Les enfants étaient couchés quand Harry arriva chez lui. Ginny vint à sa rencontre.

— Tu rentres tard, mon pauvre chéri.

La voir bouleversa Harry. Il avait repoussé toute la journée la pensée de ce qui pouvait arriver à sa femme ; de ce qui aurait pu lui arriver si Janice n'avait pas trouvé le signe recherché sur le tonneau, si elle avait manqué la petite porte menant au réduit, si... Il s'avança et prit Ginny dans ses bras. Elle se laissa faire. Elle dut sentir son malaise, car elle ne dit rien, se contentant de le serrer contre elle et le laisser enfouir sa figure dans le creux de son cou.

Enfin, il soupira et la laissa aller.

— Mauvaise journée ? demanda-t-elle pleine de sollicitude.

— Une journée qui aurait pu très mal finir, soupira-t-il.

— Tu as dîné au moins ? s'inquiéta-t-elle, en bonne fille de sa mère.

— Euh, non, je ne crois pas.

— Eh bien, tu vas me raconter tout cela à la cuisine.

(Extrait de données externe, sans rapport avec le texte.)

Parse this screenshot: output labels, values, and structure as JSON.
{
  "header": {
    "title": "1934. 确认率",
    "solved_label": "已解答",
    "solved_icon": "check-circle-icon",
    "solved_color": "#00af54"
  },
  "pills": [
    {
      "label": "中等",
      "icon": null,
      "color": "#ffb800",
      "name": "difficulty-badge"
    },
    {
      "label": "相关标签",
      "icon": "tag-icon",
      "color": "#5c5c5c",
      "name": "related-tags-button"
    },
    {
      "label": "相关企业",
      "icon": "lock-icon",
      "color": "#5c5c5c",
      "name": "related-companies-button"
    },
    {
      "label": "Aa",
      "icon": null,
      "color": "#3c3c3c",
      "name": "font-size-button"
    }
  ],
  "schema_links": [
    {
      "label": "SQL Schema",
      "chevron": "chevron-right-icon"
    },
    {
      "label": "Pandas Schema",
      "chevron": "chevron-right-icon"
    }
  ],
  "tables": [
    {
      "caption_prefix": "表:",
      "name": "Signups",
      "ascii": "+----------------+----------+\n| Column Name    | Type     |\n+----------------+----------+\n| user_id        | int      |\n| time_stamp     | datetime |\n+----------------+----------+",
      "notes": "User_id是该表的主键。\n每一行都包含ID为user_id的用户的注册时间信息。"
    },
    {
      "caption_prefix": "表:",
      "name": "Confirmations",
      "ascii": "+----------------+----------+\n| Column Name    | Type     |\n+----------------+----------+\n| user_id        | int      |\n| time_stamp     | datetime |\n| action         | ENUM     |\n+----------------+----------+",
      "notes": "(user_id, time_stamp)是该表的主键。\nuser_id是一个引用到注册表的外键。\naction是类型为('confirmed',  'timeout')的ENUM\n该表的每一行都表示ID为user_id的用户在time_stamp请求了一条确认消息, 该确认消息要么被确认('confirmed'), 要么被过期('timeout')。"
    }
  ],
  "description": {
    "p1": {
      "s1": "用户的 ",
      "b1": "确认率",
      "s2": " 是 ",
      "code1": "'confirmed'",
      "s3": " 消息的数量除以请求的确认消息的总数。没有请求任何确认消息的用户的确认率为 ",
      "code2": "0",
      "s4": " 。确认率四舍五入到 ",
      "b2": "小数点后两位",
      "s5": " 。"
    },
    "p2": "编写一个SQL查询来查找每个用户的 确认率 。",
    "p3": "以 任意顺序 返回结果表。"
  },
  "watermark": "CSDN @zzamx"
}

On t'a gardé ta part.

Pendant qu'il se débarrassait de sa cape et se lavait les mains, elle mit son couvert et réchauffa les plats d'un coup de baguette. Il lui raconta tout d'une traite, entre deux bouchées. Il savait qu'il pouvait lui faire confiance pour tenir sa langue.

— Effectivement, c'était une journée difficile, convint Ginny. Je me suis doutée qu'il y avait quelque chose de bizarre quand tu es parti avec les officiels et qu'aucun de vous n'est revenu, mais je ne pensais pas que c'était si grave.

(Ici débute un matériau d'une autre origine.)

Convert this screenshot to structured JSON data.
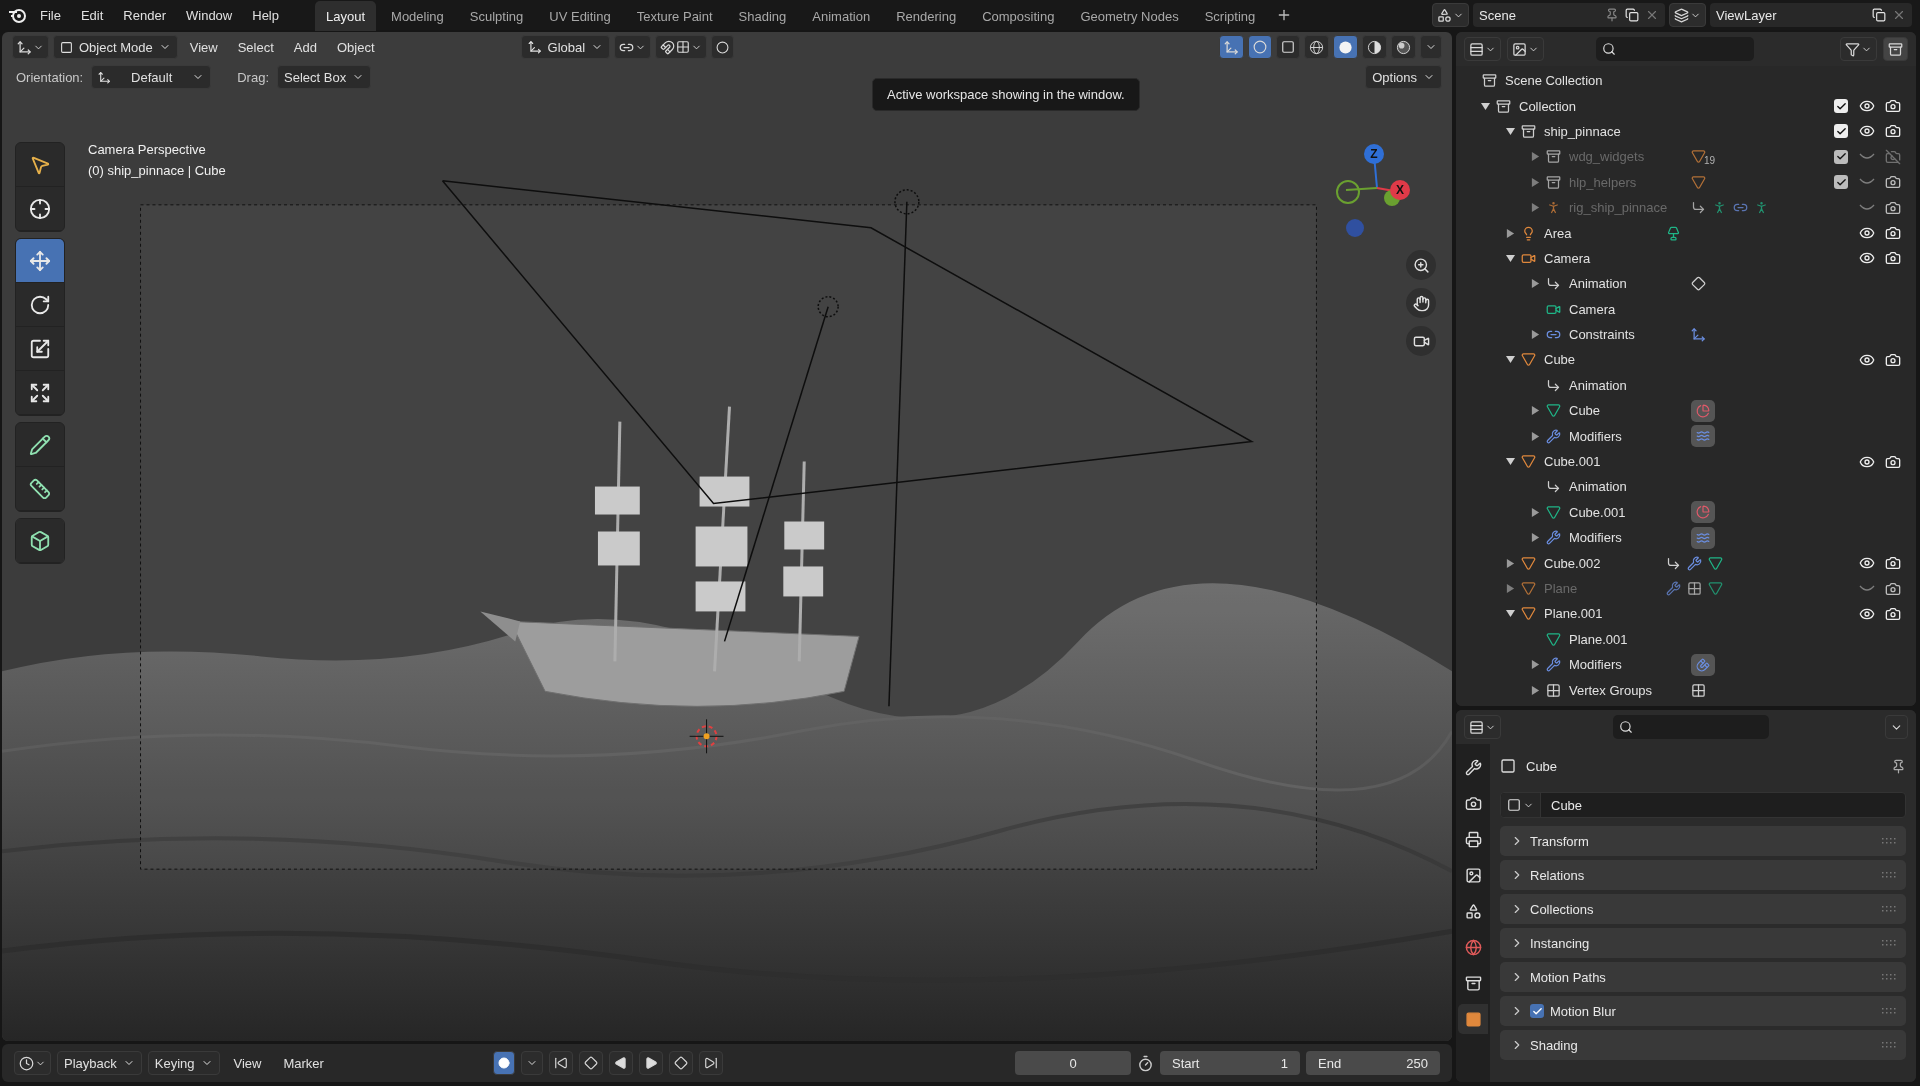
{
  "menu": [
    "File",
    "Edit",
    "Render",
    "Window",
    "Help"
  ],
  "workspaces": [
    {
      "label": "Layout",
      "selected": true
    },
    {
      "label": "Modeling",
      "selected": false
    },
    {
      "label": "Sculpting",
      "selected": false
    },
    {
      "label": "UV Editing",
      "selected": false
    },
    {
      "label": "Texture Paint",
      "selected": false
    },
    {
      "label": "Shading",
      "selected": false
    },
    {
      "label": "Animation",
      "selected": false
    },
    {
      "label": "Rendering",
      "selected": false
    },
    {
      "label": "Compositing",
      "selected": false
    },
    {
      "label": "Geometry Nodes",
      "selected": false
    },
    {
      "label": "Scripting",
      "selected": false
    }
  ],
  "scene": {
    "name": "Scene"
  },
  "view_layer": {
    "name": "ViewLayer"
  },
  "viewport": {
    "mode": "Object Mode",
    "menus": [
      "View",
      "Select",
      "Add",
      "Object"
    ],
    "transform_orientation": "Global",
    "tooltip": "Active workspace showing in the window.",
    "orientation_label": "Orientation:",
    "orientation_value": "Default",
    "drag_label": "Drag:",
    "drag_value": "Select Box",
    "options": "Options",
    "overlay_title": "Camera Perspective",
    "overlay_subtitle": "(0) ship_pinnace | Cube",
    "tools": [
      {
        "kind": "select",
        "selected": false
      },
      {
        "kind": "cursor",
        "selected": false
      },
      {
        "kind": "move",
        "selected": true
      },
      {
        "kind": "rotate",
        "selected": false
      },
      {
        "kind": "scale",
        "selected": false
      },
      {
        "kind": "transform",
        "selected": false
      },
      {
        "kind": "annotate",
        "selected": false
      },
      {
        "kind": "measure",
        "selected": false
      },
      {
        "kind": "add_cube",
        "selected": false
      }
    ],
    "shading_modes": [
      {
        "kind": "wireframe",
        "selected": false
      },
      {
        "kind": "solid",
        "selected": true
      },
      {
        "kind": "material",
        "selected": false
      },
      {
        "kind": "rendered",
        "selected": false
      }
    ],
    "gizmo_axes": [
      {
        "label": "Z",
        "color": "#2f6fd6"
      },
      {
        "label": "X",
        "color": "#e03a48"
      }
    ]
  },
  "outliner": {
    "root": "Scene Collection",
    "items": [
      {
        "label": "Collection",
        "kind": "collection",
        "expanded": true,
        "dimmed": false,
        "checked": true,
        "visible": true,
        "renderable": true,
        "children": [
          {
            "label": "ship_pinnace",
            "kind": "collection",
            "expanded": true,
            "dimmed": false,
            "checked": true,
            "visible": true,
            "renderable": true,
            "children": [
              {
                "label": "wdg_widgets",
                "kind": "collection",
                "expanded": false,
                "dimmed": true,
                "checked": true,
                "visible": false,
                "renderable": false,
                "tags": [
                  {
                    "kind": "mesh_object"
                  }
                ],
                "count": "19"
              },
              {
                "label": "hlp_helpers",
                "kind": "collection",
                "expanded": false,
                "dimmed": true,
                "checked": true,
                "visible": false,
                "renderable": true,
                "tags": [
                  {
                    "kind": "mesh_object"
                  }
                ]
              },
              {
                "label": "rig_ship_pinnace",
                "kind": "armature",
                "expanded": false,
                "dimmed": true,
                "visible": false,
                "renderable": true,
                "tags": [
                  {
                    "kind": "animation"
                  },
                  {
                    "kind": "armature_pose"
                  },
                  {
                    "kind": "constraint"
                  },
                  {
                    "kind": "armature_pose"
                  }
                ]
              }
            ]
          },
          {
            "label": "Area",
            "kind": "light",
            "expanded": false,
            "dimmed": false,
            "visible": true,
            "renderable": true,
            "tags": [
              {
                "kind": "light_data"
              }
            ]
          },
          {
            "label": "Camera",
            "kind": "camera",
            "expanded": true,
            "dimmed": false,
            "visible": true,
            "renderable": true,
            "children": [
              {
                "label": "Animation",
                "kind": "animation",
                "expanded": false,
                "dimmed": false,
                "tags": [
                  {
                    "kind": "keyframes"
                  }
                ]
              },
              {
                "label": "Camera",
                "kind": "camera_data",
                "dimmed": false
              },
              {
                "label": "Constraints",
                "kind": "constraint",
                "expanded": false,
                "dimmed": false,
                "tags": [
                  {
                    "kind": "constraint_axes"
                  }
                ]
              }
            ]
          },
          {
            "label": "Cube",
            "kind": "mesh_object",
            "expanded": true,
            "dimmed": false,
            "visible": true,
            "renderable": true,
            "children": [
              {
                "label": "Animation",
                "kind": "animation",
                "dimmed": false
              },
              {
                "label": "Cube",
                "kind": "mesh",
                "expanded": false,
                "dimmed": false,
                "tags": [
                  {
                    "kind": "material"
                  }
                ]
              },
              {
                "label": "Modifiers",
                "kind": "modifier",
                "expanded": false,
                "dimmed": false,
                "tags": [
                  {
                    "kind": "ocean"
                  }
                ]
              }
            ]
          },
          {
            "label": "Cube.001",
            "kind": "mesh_object",
            "expanded": true,
            "dimmed": false,
            "visible": true,
            "renderable": true,
            "children": [
              {
                "label": "Animation",
                "kind": "animation",
                "dimmed": false
              },
              {
                "label": "Cube.001",
                "kind": "mesh",
                "expanded": false,
                "dimmed": false,
                "tags": [
                  {
                    "kind": "material"
                  }
                ]
              },
              {
                "label": "Modifiers",
                "kind": "modifier",
                "expanded": false,
                "dimmed": false,
                "tags": [
                  {
                    "kind": "ocean"
                  }
                ]
              }
            ]
          },
          {
            "label": "Cube.002",
            "kind": "mesh_object",
            "expanded": false,
            "dimmed": false,
            "visible": true,
            "renderable": true,
            "tags": [
              {
                "kind": "animation"
              },
              {
                "kind": "modifier"
              },
              {
                "kind": "mesh"
              }
            ]
          },
          {
            "label": "Plane",
            "kind": "mesh_object",
            "expanded": false,
            "dimmed": true,
            "visible": false,
            "renderable": true,
            "tags": [
              {
                "kind": "modifier"
              },
              {
                "kind": "vertex_groups"
              },
              {
                "kind": "mesh"
              }
            ]
          },
          {
            "label": "Plane.001",
            "kind": "mesh_object",
            "expanded": true,
            "dimmed": false,
            "visible": true,
            "renderable": true,
            "children": [
              {
                "label": "Plane.001",
                "kind": "mesh",
                "dimmed": false
              },
              {
                "label": "Modifiers",
                "kind": "modifier",
                "expanded": false,
                "dimmed": false,
                "tags": [
                  {
                    "kind": "arch"
                  }
                ]
              },
              {
                "label": "Vertex Groups",
                "kind": "vertex_groups",
                "expanded": false,
                "dimmed": false,
                "tags": [
                  {
                    "kind": "vertex_groups"
                  }
                ]
              }
            ]
          }
        ]
      }
    ]
  },
  "properties": {
    "tabs": [
      {
        "kind": "tool",
        "selected": false
      },
      {
        "kind": "render",
        "selected": false
      },
      {
        "kind": "output",
        "selected": false
      },
      {
        "kind": "view_layer",
        "selected": false
      },
      {
        "kind": "scene",
        "selected": false
      },
      {
        "kind": "world",
        "selected": false
      },
      {
        "kind": "collection",
        "selected": false
      },
      {
        "kind": "object",
        "selected": true
      }
    ],
    "object_name": "Cube",
    "name_field": "Cube",
    "panels": [
      {
        "label": "Transform"
      },
      {
        "label": "Relations"
      },
      {
        "label": "Collections"
      },
      {
        "label": "Instancing"
      },
      {
        "label": "Motion Paths"
      },
      {
        "label": "Motion Blur",
        "checked": true
      },
      {
        "label": "Shading"
      }
    ]
  },
  "timeline": {
    "menus": [
      {
        "label": "Playback",
        "dropdown": true
      },
      {
        "label": "Keying",
        "dropdown": true
      },
      {
        "label": "View",
        "dropdown": false
      },
      {
        "label": "Marker",
        "dropdown": false
      }
    ],
    "current_frame": "0",
    "start_label": "Start",
    "start": "1",
    "end_label": "End",
    "end": "250"
  }
}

Il la regarda un moment sans rien dire.

— Quoi ? demanda-t-elle.

— Tu ne m'en veux pas de t'avoir laissé dans la tribune ? Alors que je n'étais pas certain que le danger était écarté ?

— Bien sûr que non, s'exclama-t-elle, comme étonnée qu'il ait cette pensée. Tu as pris cette décision pour de bonnes raisons. D'ailleurs, si tu avais pu choisir une autre personne, c'est Harold Tribune que tu aurais dû mettre à l'abri. La disparition du directeur du journal le plus important du monde sorcier aurait été très néfaste pour notre communauté.

— Et tu crois que la mort de l'épouse du commandant des Aurors n'aurait pas été grave ? Tu crois que j'aurais été en état de continuer à faire mon boulot, si tu avais disparu ?

— Oui, répondit instantanément Ginny. Je ne dis pas que ce ne serait pas difficile pour toi, ajouta-t-elle en voyant son mouvement de dénégation, ni que tu n'aurais pas des moments de passage à vide, mais je te connais. Tu as toujours fait passer ton devoir avant tes sentiments. Tu ne te serais pas laissé aller avant d'être certain que le travail allait être fait, par toi ou un autre. Tu aurais tenu le coup pour les enfants et pour mes parents. Ce n'est pas pour rien que tu es le Survivant, Harry.

Alors qu'il restait muet devant une telle foi, elle se leva et vint s'installer sur ses genoux.

— Je ne te souhaite pas de passer par là, mon cœur, ajouta-t-elle d'une voix douce, et je suis bien contente d'être encore en vie et ne pas laisser mes enfants à moitié orphelins. Janice et toi avez fait du bon travail, avez pris les bonnes décisions. Et tu sais quoi ? Je n'en suis même pas étonnée. Juste aussi fière de toi que d'habitude.

— Moi aussi je suis fier de toi, marmonna Harry.

— Oui, mais on ne joue pas dans la même cour, ce dont je me félicite. La maturité m'a appris à apprécier ce que je suis. À ce propos...

— Quoi ? demanda Harry alors qu'elle s'interrompait.

— Non, se reprit-elle. Ce n'est pas le moment d'en parler. On verra plus tard, il n'y a rien d'urgent. Tu as besoin de dormir, et moi aussi.

Elle se leva et prit sa main.

— Allez, au lit ! insista-t-elle.

Il la suivit dans les étages, apaisé par cette conversation. Alors qu'il se laissait aller au sommeil, bien confortable dans son lit, le corps chaud de Ginny contre lui, il se dit qu'il avait quand même de la chance d'avoir une épouse qui savait à la perfection lui dire ce qu'il avait besoin d'entendre.